What counts as a "good" GDR?

Benchmarks vary by segment and stage. For enterprise SaaS, 95% and above is the bar that investors at growth funds want to see. For mid-market, 90%–94% is healthy. For SMB and prosumer, 85% is good and 90% is best-in-class — anything below 80% suggests a product-market fit issue in the low end. For developer tools and infrastructure (think Vercel, Stripe-style usage-based products), 90%+ at the dollar level is typical because usage-based revenue compounds naturally with customer growth.

How do I diagnose a low GDR?

Decompose the gross leak into its two parts: pure logo churn (customer left entirely) and downgrade (customer is still here but paying less). The SQL is a CASE statement: customers with end_mrr = 0 are churn, customers with end_mrr > 0 AND end_mrr < start_mrr are contraction. Once you know which one dominates, you know where to look. Churn-driven GDR loss points to onboarding, value realization, or competitive displacement. Contraction-driven loss points to packaging, seat expansion bait-and-switch, or usage decline. Customer success teams at Notion, Linear, and Figma run this decomposition monthly.

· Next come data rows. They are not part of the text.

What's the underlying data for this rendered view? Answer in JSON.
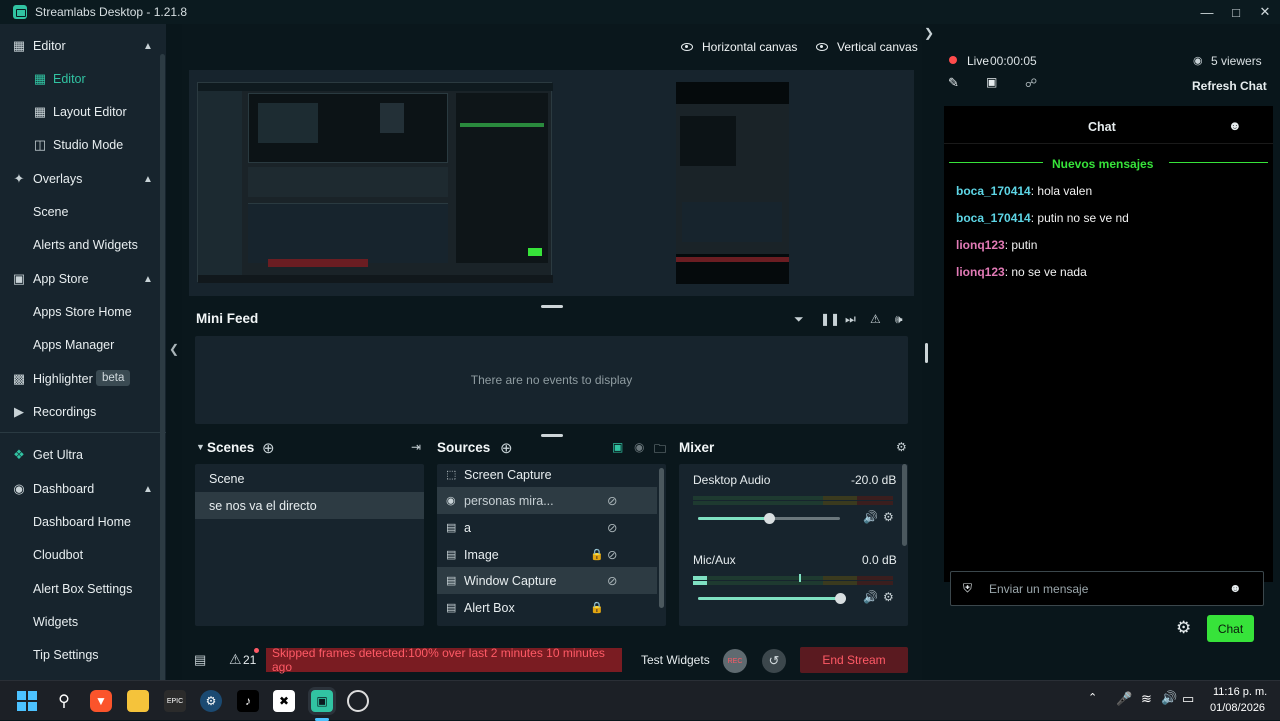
{
  "window": {
    "title": "Streamlabs Desktop - 1.21.8"
  },
  "sidebar": {
    "items": [
      {
        "label": "Editor",
        "icon": "editor-icon",
        "chevron": true
      },
      {
        "label": "Editor",
        "icon": "editor-active-icon",
        "active": true
      },
      {
        "label": "Layout Editor",
        "icon": "layout-icon"
      },
      {
        "label": "Studio Mode",
        "icon": "studio-icon"
      },
      {
        "label": "Overlays",
        "icon": "overlays-icon",
        "chevron": true
      },
      {
        "label": "Scene"
      },
      {
        "label": "Alerts and Widgets"
      },
      {
        "label": "App Store",
        "icon": "store-icon",
        "chevron": true
      },
      {
        "label": "Apps Store Home"
      },
      {
        "label": "Apps Manager"
      },
      {
        "label": "Highlighter",
        "icon": "highlighter-icon",
        "badge": "beta"
      },
      {
        "label": "Recordings",
        "icon": "recordings-icon"
      },
      {
        "label": "Get Ultra",
        "icon": "ultra-icon"
      },
      {
        "label": "Dashboard",
        "icon": "dashboard-icon",
        "chevron": true
      },
      {
        "label": "Dashboard Home"
      },
      {
        "label": "Cloudbot"
      },
      {
        "label": "Alert Box Settings"
      },
      {
        "label": "Widgets"
      },
      {
        "label": "Tip Settings"
      }
    ]
  },
  "canvas": {
    "horizontal_label": "Horizontal canvas",
    "vertical_label": "Vertical canvas"
  },
  "minifeed": {
    "title": "Mini Feed",
    "empty_text": "There are no events to display"
  },
  "scenes": {
    "title": "Scenes",
    "items": [
      "Scene",
      "se nos va el directo"
    ]
  },
  "sources": {
    "title": "Sources",
    "items": [
      {
        "label": "Screen Capture",
        "icon": "screen-capture-icon"
      },
      {
        "label": "personas mira...",
        "icon": "eye-icon"
      },
      {
        "label": "a",
        "icon": "image-icon"
      },
      {
        "label": "Image",
        "icon": "image-icon",
        "locked": true
      },
      {
        "label": "Window Capture",
        "icon": "window-icon"
      },
      {
        "label": "Alert Box",
        "icon": "alert-icon",
        "locked": true
      }
    ]
  },
  "mixer": {
    "title": "Mixer",
    "channels": [
      {
        "name": "Desktop Audio",
        "db": "-20.0 dB",
        "level": 0.5
      },
      {
        "name": "Mic/Aux",
        "db": "0.0 dB",
        "level": 1.0
      }
    ]
  },
  "bottombar": {
    "alerts_count": "21",
    "warning": "Skipped frames detected:100% over last 2 minutes 10 minutes ago",
    "test_widgets": "Test Widgets",
    "rec_label": "REC",
    "end_stream": "End Stream"
  },
  "right": {
    "live_label": "Live",
    "live_time": "00:00:05",
    "viewers": "5 viewers",
    "refresh_chat": "Refresh Chat",
    "chat_title": "Chat",
    "new_messages": "Nuevos mensajes",
    "messages": [
      {
        "user": "boca_170414",
        "text": ": hola valen",
        "color": "#5ed6e6"
      },
      {
        "user": "boca_170414",
        "text": ": putin no se ve nd",
        "color": "#5ed6e6"
      },
      {
        "user": "lionq123",
        "text": ": putin",
        "color": "#e27ab6"
      },
      {
        "user": "lionq123",
        "text": ": no se ve nada",
        "color": "#e27ab6"
      }
    ],
    "input_placeholder": "Enviar un mensaje",
    "chat_button": "Chat"
  },
  "taskbar": {
    "time": "11:16 p. m.",
    "date": "01/08/2026"
  },
  "colors": {
    "accent": "#31c3a2",
    "danger": "#ff5a66",
    "chat_green": "#37e33a"
  }
}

Can I apply GDR to annual contracts using ARR instead of MRR?

Yes, identically. Substitute ARR for MRR everywhere in the formula. The cap, the join, and the aggregation are the same. The main thing to watch is that your snapshot table records the right ARR at the right time — for annual contracts, mid-period changes are rare but they happen (early renewals, contract resizings, upsell amendments). If you are mixing monthly and annual customers in the same cohort, normalize everyone to MRR (annual divided by twelve) before you compute GDR. Otherwise the annual customers will dominate the numerator and denominator and you will not see what is happening in the monthly book.

Should I include free customers in the GDR cohort?

No. GDR is a paid-base metric. Free customers have $0 MRR and contribute nothing to the numerator or denominator. Filter to status = 'active' AND mrr > 0 in the start cohort. Free-to-paid conversion is a separate question with a separate query.